Today, while life moves faster and traditions change, the essence of community remains. In my own family, we continue to honour what keeps us grounded—festive games, holiday movies, meaningful meals, and taking beautiful photos that become part of our shared history.
We also make it a point to celebrate with extended family, because creating a sense of belonging across generations is important to us. These traditions remind us that connection is at the heart of every celebration. And of course, with our dear friends—our chosen family—whom we cherish and spend quality time with, too.
At the same time, technology and modern travel have reshaped the way we celebrate. In the past, planning a festive trip meant relying on trusted tour companies. Today, everything is at our fingertips—from customising holidays to coordinating family gatherings without borders.
This shift has made celebrations more flexible, more personalised, and more accessible. Overall, the way we celebrate may have evolved, but the core spirit has not.
The true value lies in maintaining connection, embracing continuity, and creating meaningful traditions and moments, which is ultimately what brings communities and families together.
As a mother, I hold these family gatherings and traditions close to my heart. As my children grow, they will have memories of not only school and friends, but also quality family time—free of screens. Simple, traditional family bonding, which is priceless in this generation.”
“The spirit of community has definitely changed over the years, but it hasn’t disappeared. I think it has just evolved.
I do remember the time when the holiday seasons meant large, vibrant gatherings. Celebrations were not just immediate family but also included cousins, family friends, and even multiple families from the community.
Whether it was taking trips across Thailand or getting together for special events, it brought everyone together in a way that felt effortless. There was always shared laughter, meals, endless stories, and the joyful chaos of so many people under one roof.
For me, the festive spirit has always been about togetherness, whether shared in a big or small circle. So even though things have changed, the core feeling remains—the desire to connect, to celebrate, and to create memories with the people who matter.
Over the years, life has simply gotten fuller for everyone. Families have grown, moved, and settled into new work and school routines. Now, in my 30s, with children of my own and a home shared with my in-laws, my days look very different from the holidays I grew up with.
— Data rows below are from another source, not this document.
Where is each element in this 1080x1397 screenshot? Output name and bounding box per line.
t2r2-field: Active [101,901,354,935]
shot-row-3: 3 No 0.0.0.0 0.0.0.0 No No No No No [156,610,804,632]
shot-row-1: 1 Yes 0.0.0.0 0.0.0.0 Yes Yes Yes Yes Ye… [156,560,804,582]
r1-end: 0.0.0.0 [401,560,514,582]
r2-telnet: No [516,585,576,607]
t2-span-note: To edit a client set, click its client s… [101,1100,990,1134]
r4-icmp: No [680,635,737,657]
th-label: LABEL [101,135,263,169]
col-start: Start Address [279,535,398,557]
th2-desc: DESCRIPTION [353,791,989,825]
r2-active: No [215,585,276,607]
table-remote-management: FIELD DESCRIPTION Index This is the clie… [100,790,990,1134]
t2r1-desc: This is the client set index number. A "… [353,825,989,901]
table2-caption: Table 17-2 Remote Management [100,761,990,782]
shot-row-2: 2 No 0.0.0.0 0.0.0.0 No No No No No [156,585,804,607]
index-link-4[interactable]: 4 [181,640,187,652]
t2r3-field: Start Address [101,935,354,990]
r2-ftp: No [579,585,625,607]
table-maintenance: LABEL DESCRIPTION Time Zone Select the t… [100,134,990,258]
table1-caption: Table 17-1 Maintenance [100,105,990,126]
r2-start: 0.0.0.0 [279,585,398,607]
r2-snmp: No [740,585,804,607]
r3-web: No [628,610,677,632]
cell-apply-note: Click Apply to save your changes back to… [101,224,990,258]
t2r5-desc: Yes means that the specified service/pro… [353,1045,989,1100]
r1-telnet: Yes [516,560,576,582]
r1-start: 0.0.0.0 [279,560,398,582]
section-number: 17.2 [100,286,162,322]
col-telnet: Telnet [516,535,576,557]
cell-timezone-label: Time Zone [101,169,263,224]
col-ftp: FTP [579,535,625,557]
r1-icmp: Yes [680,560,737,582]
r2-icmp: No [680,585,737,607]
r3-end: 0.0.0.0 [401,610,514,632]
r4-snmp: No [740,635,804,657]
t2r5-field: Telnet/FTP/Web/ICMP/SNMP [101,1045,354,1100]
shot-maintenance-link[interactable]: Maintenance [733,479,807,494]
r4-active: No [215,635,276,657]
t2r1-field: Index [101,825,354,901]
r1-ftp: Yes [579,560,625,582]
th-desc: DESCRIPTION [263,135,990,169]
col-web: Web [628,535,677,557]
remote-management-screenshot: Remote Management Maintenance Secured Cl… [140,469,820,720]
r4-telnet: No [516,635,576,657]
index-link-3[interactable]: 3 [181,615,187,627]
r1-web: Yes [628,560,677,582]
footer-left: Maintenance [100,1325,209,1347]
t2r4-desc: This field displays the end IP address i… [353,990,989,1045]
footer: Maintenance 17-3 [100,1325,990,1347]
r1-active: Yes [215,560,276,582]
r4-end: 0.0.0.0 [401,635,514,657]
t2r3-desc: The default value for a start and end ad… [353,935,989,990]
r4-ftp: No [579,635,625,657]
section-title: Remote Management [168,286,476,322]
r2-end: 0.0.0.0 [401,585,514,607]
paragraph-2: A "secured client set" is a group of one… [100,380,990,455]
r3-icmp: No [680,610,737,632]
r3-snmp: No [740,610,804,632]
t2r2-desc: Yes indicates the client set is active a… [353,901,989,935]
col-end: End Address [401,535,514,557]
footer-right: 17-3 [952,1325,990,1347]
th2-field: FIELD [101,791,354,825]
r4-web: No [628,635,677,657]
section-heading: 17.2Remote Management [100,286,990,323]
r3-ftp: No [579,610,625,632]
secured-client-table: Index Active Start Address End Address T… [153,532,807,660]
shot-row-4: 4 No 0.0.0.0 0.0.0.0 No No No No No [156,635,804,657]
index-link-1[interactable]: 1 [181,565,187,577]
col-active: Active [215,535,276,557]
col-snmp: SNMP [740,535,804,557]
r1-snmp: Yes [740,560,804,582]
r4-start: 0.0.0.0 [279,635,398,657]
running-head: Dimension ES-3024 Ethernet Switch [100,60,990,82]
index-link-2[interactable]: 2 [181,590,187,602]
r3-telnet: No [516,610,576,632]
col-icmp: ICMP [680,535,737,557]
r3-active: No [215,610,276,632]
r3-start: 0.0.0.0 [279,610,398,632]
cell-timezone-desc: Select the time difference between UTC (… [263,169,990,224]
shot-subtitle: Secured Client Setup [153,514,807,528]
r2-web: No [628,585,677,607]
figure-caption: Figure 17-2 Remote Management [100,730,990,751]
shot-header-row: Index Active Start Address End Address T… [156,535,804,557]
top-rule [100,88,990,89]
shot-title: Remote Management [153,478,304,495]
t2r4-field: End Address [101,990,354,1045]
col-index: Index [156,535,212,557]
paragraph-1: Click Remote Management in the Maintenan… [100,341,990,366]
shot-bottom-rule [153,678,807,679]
I still try to keep a balance between time with my in-laws, parents, siblings, and friends. Travelling or getting together is still so much fun, but coordinating big group trips or huge festive gatherings has become harder—though not impossible.
When those massive celebrations happen, they feel incredibly special. At the same time, I really appreciate the smaller but meaningful moments that come with celebrating in tighter circles.
Birthdays, conversations around the dining table, game nights—these smaller gatherings create space for deeper conversations. At the end of the day, it’s about priorities and the connections we choose to nurture.
As long as we’re together, in any form, the festive spirit is still very much alive.”